As a real estate agent, I'm always fascinated by houses that sell very quickly with multiple offers. I wonder whether the homeowner would have received more if he had listed higher. The agent is incentivized to sell the house asap. He or she only gets 3% of every $1 additional you get, so he'd prefer a lower priced, 'surest' thing.
Best policy is to ask for highest and best by X date, potentially after 10-20 total showings. You may get higher offers from people who haven't seen it yet. Instruct your agent to tell all showing agents that you have pending full price offers on the table and to bring their best asap if interested. Know that you'll annoy buyers and agents if you ask for highest and best multiple times, and they might get turned off. But, you don't know how emotional these buyers are and how much they want your house. Last thing you want to do is go from 3 offers to 0.
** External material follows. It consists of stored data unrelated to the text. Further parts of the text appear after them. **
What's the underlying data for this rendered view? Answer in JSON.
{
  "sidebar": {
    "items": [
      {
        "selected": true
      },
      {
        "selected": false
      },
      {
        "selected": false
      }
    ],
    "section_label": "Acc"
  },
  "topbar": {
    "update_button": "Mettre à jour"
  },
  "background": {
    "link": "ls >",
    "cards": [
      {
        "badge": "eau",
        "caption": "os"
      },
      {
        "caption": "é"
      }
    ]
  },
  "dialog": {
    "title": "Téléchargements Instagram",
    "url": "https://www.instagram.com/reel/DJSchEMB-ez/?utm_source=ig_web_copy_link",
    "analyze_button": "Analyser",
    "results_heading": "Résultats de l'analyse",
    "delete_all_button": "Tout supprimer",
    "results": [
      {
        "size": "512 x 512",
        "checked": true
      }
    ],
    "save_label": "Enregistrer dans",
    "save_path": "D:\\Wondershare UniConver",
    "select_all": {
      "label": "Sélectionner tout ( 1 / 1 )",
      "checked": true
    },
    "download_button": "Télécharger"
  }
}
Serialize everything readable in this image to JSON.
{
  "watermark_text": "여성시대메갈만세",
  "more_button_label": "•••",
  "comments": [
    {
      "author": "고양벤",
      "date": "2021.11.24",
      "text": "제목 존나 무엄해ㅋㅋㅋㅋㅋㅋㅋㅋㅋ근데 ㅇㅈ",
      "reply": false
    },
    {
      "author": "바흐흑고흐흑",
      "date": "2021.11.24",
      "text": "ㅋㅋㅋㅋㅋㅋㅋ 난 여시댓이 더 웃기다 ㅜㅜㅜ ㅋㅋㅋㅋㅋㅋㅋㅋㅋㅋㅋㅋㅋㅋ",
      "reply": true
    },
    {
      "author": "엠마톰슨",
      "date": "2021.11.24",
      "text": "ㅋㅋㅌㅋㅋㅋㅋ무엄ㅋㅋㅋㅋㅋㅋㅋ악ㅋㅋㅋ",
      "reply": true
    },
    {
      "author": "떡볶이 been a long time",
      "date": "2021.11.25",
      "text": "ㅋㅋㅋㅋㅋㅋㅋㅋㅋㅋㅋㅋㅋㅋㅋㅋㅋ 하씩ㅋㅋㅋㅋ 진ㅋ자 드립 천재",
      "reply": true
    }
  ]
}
Ask agent to compare offers in a spreadsheet - anonymized - like Party A, Party B, Party C to compare offers as apples to apples.
Ask for whatever you can get from the agents - proof of funds, credit scores/mortgage prequalification letters, proposed settlement dates. Mortgage prequalification letters should be from a direct lender not a broker. Lender pre-agrees to loan x amount. Broker pre-agrees to shop the loan of x amount to lenders. There's a significant difference. Financing problems can delay settlement 30-60 days and give the person an out for cold feet. You usually cannot keep earnest money for your wasted time (without a fight).
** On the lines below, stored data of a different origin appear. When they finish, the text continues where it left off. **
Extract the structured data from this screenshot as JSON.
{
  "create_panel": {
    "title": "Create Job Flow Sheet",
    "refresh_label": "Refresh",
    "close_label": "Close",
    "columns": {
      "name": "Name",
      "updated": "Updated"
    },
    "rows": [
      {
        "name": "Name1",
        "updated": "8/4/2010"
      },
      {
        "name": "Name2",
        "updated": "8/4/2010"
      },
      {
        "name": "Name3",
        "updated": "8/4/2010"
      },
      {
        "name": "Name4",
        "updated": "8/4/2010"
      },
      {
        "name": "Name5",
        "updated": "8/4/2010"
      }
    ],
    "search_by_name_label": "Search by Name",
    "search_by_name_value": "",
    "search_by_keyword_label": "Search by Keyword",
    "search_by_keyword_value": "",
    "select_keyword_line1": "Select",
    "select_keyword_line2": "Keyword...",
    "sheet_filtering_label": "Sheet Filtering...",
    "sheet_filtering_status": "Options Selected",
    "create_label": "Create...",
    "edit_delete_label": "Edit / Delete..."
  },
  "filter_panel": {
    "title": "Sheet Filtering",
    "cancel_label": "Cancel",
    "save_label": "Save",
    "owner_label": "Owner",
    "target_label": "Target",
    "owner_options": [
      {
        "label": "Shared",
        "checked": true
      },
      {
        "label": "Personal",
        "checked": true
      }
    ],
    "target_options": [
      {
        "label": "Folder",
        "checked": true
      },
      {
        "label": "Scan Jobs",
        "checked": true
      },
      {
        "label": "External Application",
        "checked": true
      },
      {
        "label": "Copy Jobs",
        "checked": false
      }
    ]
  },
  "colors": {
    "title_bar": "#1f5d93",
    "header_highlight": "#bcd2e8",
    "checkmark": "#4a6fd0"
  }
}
Which aligns best with your needs?
- Settlement Date (when do you want to move out? For vacant homes, closer settlement dates mean thousands less in holding expenses for property taxes, insurance and utilities).
- Contract terms:
--Financing: offers contingent on financing are worse than offers not contingent on financing. FHA requires inspections, seller-paid repairs to code, everything must have been perfectly permitted). I also am concerned about the strength buyers who haven't been able to save cash much greater than 3.5% of the purchase price.
-- Inspection contingencies - these provide an out. (Friend was tied up in FHA deal for 2 months before it died due to an outrageous home inspection report - 60 year old home was priced 40k below market, buyer gets out after cold feet and asking for the sellers to replace roof, hvac, hot water heater, all kitchen appliances when all in working condition / passed FHA.)
--Is a cash buyer willing to waive home inspection contingency or agree to as-is, excluding high gross expenses (like mold).
-- Higher earnest money down
Good luck. Highest purchase price is not the only consideration. What aligns with your needs? Timing? What are the qualifications / incomes / savings / credit score of the counter party?